I had meant to tell how I myself had once lain at the mercy of a charging polyboar, and been saved from death only by my brother’s alertness in my defense, but after that remark decided not to. He went on:
“We must arrange one of our hunts while you are here.”
“For boar? It is not the season.”
“The season?”
“At this time of year they are breeding.”
“We hunt when we choose,” King Cymru said. “I will have Snake see to it.” There seemed to be nothing, I thought with repugnance, in which the polymuf did not take a hand. “Tell me about your brother’s palace. What sort of pipes do they use to carry hot water?”

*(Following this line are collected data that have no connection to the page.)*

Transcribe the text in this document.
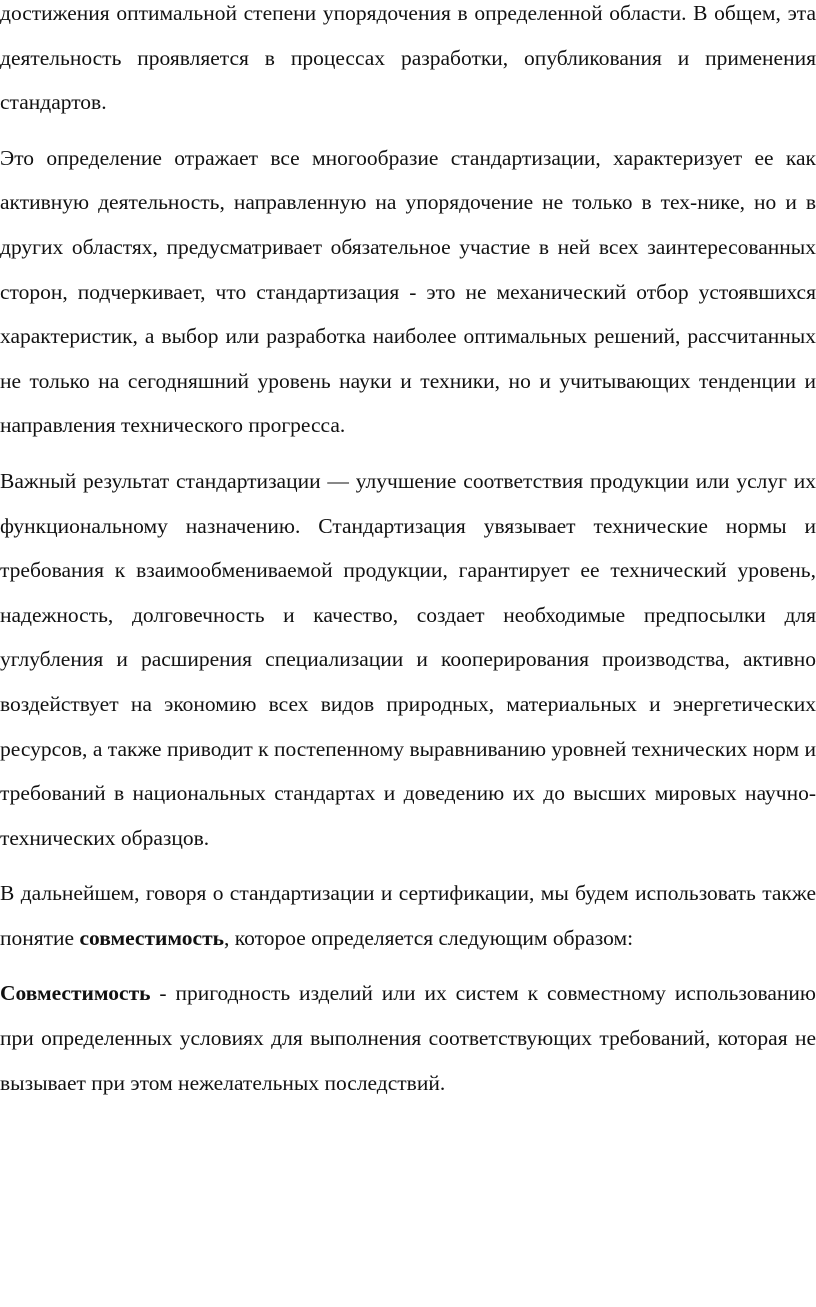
достижения оптимальной степени упорядочения в определенной области. В общем, эта деятельность проявляется в процессах разработки, опубликования и применения стандартов.

Это определение отражает все многообразие стандартизации, характеризует ее как активную деятельность, направленную на упорядочение не только в тех-нике, но и в других областях, предусматривает обязательное участие в ней всех заинтересованных сторон, подчеркивает, что стандартизация - это не механический отбор устоявшихся характеристик, а выбор или разработка наиболее оптимальных решений, рассчитанных не только на сегодняшний уровень науки и техники, но и учитывающих тенденции и направления технического прогресса.

Важный результат стандартизации — улучшение соответствия продукции или услуг их функциональному назначению. Стандартизация увязывает технические нормы и требования к взаимообмениваемой продукции, гарантирует ее технический уровень, надежность, долговечность и качество, создает необходимые предпосылки для углубления и расширения специализации и кооперирования производства, активно воздействует на экономию всех видов природных, материальных и энергетических ресурсов, а также приводит к постепенному выравниванию уровней технических норм и требований в национальных стандартах и доведению их до высших мировых научно-технических образцов.

В дальнейшем, говоря о стандартизации и сертификации, мы будем использовать также понятие совместимость, которое определяется следующим образом:

Совместимость - пригодность изделий или их систем к совместному использованию при определенных условиях для выполнения соответствующих требований, которая не вызывает при этом нежелательных последствий.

I shook my head. “We have no such things, sire.”
“Then how is the palace heated in the winter months?”
“By hearth fires.”
“But do they keep you warm enough?”
I thought of the Great Hall with a blizzard beating against the windows and drafts everywhere, and said with feeling:
“Not always.”
“And what of your baths? How is the water provided for them?”
There was a bath in the room I had been given here, a thing like a stone coffin in which a man could lie full length. At the end it had two brass mouths and when one turned the handles above them water gushed out, hot or cold according to the mouth. It was a far cry from our tubs at home in which one must crouch with bent knees. I said:
“The servants bring water to fill them.”
He smiled again, incredulously. “And you tell me that anyone born with deformity of shape must be a servant in your land?” I nodded. “Even in so small a thing as having an extra finger or toe?”